Start by writing a list of your top priorities for your team, then rank them. This exercise helps you get clear in a variety of ways – you might just see where priorities conflict, where certain priorities aren’t as important as you thought they were, or how the list itself might be overwhelming you and your team.
Once the list is clarified and organized, share it with the team. Talk about it. Get their reactions. Answer their questions. Talk about obstacles you can help them overcome, resources they need you to provide. Through dialogue, discussion, and mutual exploration, you build their clarity and buy-in.
- Set expectations for follow-up. Remember back to the executive meeting, where Ian commented that he had to ask his leaders for status reports on their project goals?
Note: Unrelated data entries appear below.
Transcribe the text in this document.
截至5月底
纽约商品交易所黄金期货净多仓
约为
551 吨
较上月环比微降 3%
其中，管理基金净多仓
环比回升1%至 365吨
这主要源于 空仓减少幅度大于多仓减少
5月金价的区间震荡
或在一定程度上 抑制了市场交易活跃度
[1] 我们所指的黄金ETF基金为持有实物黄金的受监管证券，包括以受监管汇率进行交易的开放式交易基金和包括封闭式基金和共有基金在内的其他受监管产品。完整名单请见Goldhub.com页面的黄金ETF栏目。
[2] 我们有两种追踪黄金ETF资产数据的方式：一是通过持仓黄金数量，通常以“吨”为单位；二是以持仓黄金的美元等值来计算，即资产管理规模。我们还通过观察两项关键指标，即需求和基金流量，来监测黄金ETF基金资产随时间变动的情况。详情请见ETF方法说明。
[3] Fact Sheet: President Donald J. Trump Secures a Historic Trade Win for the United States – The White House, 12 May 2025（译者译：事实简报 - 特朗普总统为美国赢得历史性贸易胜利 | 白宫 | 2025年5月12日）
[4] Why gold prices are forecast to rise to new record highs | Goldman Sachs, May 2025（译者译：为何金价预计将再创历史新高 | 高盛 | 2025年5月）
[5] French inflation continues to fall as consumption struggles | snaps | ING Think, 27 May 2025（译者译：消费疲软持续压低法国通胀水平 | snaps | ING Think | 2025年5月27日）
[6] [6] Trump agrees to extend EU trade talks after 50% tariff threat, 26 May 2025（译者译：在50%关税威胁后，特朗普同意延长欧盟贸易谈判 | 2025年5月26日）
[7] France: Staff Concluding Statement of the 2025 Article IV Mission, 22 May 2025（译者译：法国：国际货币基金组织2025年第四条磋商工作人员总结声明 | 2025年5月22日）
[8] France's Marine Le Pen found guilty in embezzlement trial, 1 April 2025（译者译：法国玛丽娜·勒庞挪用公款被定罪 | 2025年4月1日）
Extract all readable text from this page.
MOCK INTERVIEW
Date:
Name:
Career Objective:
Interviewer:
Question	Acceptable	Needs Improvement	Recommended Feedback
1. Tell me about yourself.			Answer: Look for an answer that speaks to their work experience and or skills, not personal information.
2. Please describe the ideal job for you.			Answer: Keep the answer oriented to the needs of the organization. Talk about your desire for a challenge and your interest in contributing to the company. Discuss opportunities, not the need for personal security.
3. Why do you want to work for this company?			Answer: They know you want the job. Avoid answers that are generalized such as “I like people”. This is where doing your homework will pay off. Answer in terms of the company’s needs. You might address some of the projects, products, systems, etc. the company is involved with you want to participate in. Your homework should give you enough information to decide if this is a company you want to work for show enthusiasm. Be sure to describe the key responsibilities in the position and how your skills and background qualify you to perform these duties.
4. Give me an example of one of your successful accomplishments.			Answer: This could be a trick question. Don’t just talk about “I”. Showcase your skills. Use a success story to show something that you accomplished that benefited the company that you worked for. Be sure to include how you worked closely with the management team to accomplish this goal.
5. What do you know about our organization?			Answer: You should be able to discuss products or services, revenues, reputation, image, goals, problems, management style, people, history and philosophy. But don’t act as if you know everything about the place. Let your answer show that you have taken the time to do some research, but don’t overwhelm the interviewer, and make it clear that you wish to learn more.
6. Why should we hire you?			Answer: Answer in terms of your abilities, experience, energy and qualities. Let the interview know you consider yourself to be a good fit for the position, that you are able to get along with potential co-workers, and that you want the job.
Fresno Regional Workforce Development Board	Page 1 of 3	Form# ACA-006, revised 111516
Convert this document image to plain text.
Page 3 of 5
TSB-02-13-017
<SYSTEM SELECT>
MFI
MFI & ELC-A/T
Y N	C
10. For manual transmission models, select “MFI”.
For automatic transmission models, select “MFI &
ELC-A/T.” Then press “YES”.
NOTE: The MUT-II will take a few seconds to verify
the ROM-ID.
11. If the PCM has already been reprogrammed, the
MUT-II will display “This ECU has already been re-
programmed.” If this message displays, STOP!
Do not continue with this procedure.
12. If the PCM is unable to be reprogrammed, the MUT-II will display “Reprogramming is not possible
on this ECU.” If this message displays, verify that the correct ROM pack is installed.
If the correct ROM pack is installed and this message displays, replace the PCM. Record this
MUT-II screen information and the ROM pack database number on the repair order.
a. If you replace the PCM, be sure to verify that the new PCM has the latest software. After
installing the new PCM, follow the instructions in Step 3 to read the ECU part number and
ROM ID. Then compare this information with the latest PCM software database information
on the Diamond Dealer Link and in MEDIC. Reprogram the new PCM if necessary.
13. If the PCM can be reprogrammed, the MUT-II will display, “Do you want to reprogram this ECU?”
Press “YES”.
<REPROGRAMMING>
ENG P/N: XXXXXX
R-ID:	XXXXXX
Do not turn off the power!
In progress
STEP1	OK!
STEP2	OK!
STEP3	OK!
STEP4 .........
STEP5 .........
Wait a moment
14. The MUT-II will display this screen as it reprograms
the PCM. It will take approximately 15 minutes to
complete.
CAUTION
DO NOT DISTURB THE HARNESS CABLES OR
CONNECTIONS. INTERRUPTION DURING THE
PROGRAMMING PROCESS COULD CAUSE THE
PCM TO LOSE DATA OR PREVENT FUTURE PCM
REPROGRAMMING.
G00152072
My question to him in coaching was: “How is it your leaders don’t know they need to report on their goals?”
Ian looked blankly at me, then he said, quietly, “I guess because I didn’t tell them.”
We can avoid a lot of frustration as leaders if we’re simply clearer with people about their responsibilities for reporting out, circling back, and giving updates on progress. We often assume people should just do this, but we don’t simply ask them to do it and set a cadence for how often it should happen.
It’s a simple fix. If you have routine one-on-ones with each team member or regular meetings with the whole team, build their check-ins into the process. Let people know they should come prepared to report.
Not only does this step get you the information you need – it routinely sends a signal about the things that are most important.
- Practice “positive reinforcement” of new behaviors. Like it or not, appreciation, recognition, and gratitude go a long way.
When people demonstrate new behaviors that are important, start by saying thank you. Then, acknowledge their good work and share with them the positive impact their actions and behaviors bring to the team.
Such appreciation injects positive energy into your people – and it once again reinforces what’s valued and important, so you’re likely to get more it.
Armed with these ideas, Ian is now making his way. He has a starting point and a game plan, and as we continue our coaching sessions, we’ll keep working on this and moving it forward.
It’ll be a process for Ian. Learning anything is a process. That’s true for his people, and it’s true for Ian, who is learning how to be a more effective leader.